IHSG turun 7,36% sejak awal tahun, masih ada peluang rebound?

JAKARTA. Kinerja Indeks Harga Saham Gabungan (IHSG) merosot 7,36% dari awal tahun 2025, menyentuh level terendahnya sejak Oktober 2021. Pekan lalu, indeks ditutup pada level 6.636.
Penurunan itu membuat Bursa Efek Indonesia (BEI) kehilangan Rp886 triliun atau 7,18% dari kapitalisasi pasarnya sejak awal tahun, menjadi sebesar Rp11.450 triliun. Akhir 2024 kemarin, kapitalisasi pasar bursa masih berada di posisi Rp12.336 triliun.
Sepanjang 3-7 Maret 2025, IHSG sebetulnya telah menguat 5,8%, membalas penurunan sekitar 5% yang terjadi pada pekan sebelumnya.
Analis Indoasia Aset Manajemen, Bella Ghassani, menyebut penguatan IHSG pekan lalu masih terlalu dini untuk jadi titik reversal dari tren bearish. “Pasar masih challenging,” kata Bella kepada IDNFinancials.com.
Penguatan indeks pekan lalu, kata Bella, cenderung dipengaruhi oleh sentimen kebijakan Presiden Trump, yang menangguhkan kebijakan tarif terhadap Meksiko dan Kanada. Sementara di pasar domestik, BEI tengah mengkaji aturan buyback saham tanpa RUPS.
Meskipun demikian, investor asing yang mencatatkan outflow Rp22,35 triliun sejak awal tahun, disebut masih punya andil besar dalam menentukan potensi tren IHSG ke depannya. “Akan tetap ditentukan oleh investor asing, karena mayoritas pertumbuhan pasar saat ini sudah di dominasi investor domestik,” ungkap Bella.
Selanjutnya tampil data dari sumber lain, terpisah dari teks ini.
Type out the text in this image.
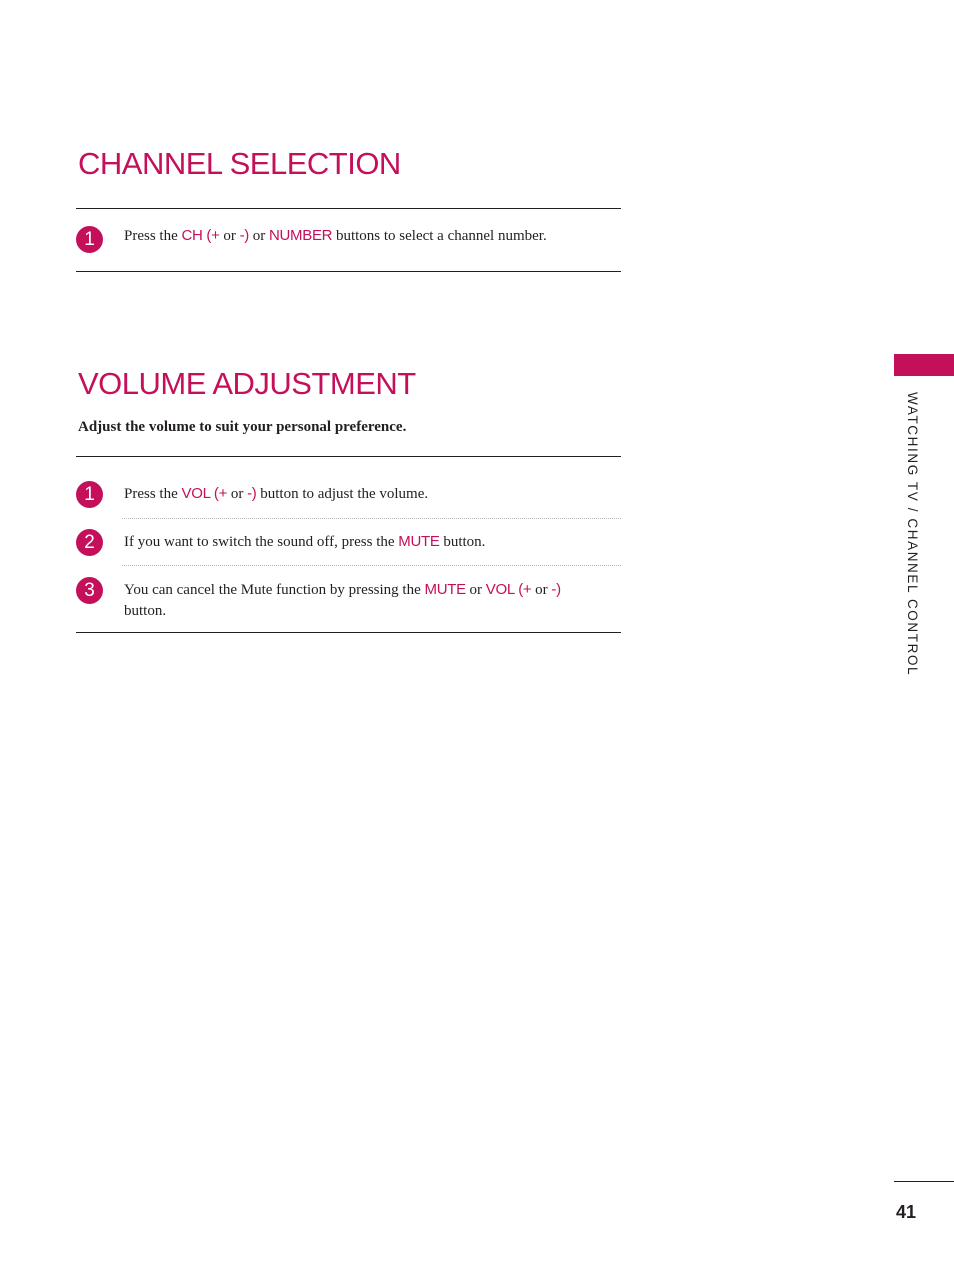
CHANNEL SELECTION
1	Press the CH (+ or -) or NUMBER buttons to select a channel number.
VOLUME ADJUSTMENT
Adjust the volume to suit your personal preference.
1	Press the VOL (+ or -) button to adjust the volume.
2	If you want to switch the sound off, press the MUTE button.
3	You can cancel the Mute function by pressing the MUTE or VOL (+ or -)
button.	WATCHING TV / CHANNEL CONTROL
41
Sementara itu secara teknikal, Analis Phintraco Sekuritas menyebut IHSG telah berada di atas MA20, pada kisaran 6.630 Jumat (7/3) kemarin, seiring dengan pelebaran positive slope pada MACD. Namun indikator Stochastic RSI mulai bergerak menuju overbought area.
“Minor bullish reversal IHSG kemungkinan menemui resistance kuat di 6.700 awal pekan ini. IHSG diperkirakan cenderung fluktuatif dalam rentang 6.550-6.750 di pekan ini,” tulis analis Phintraco Sekuritas dalam laporannya.
Selain itu, pasar juga disebut masih mengantisipasi rilis data Indeks Keyakinan Konsumen (IKK) terbaru, yang akan dirilis Selasa (12/3) besok. “Proyeksi ini menarik dicermati karena terjadi di tengah peningkatan risiko ketidakpastian global,” imbuhnya. (KR)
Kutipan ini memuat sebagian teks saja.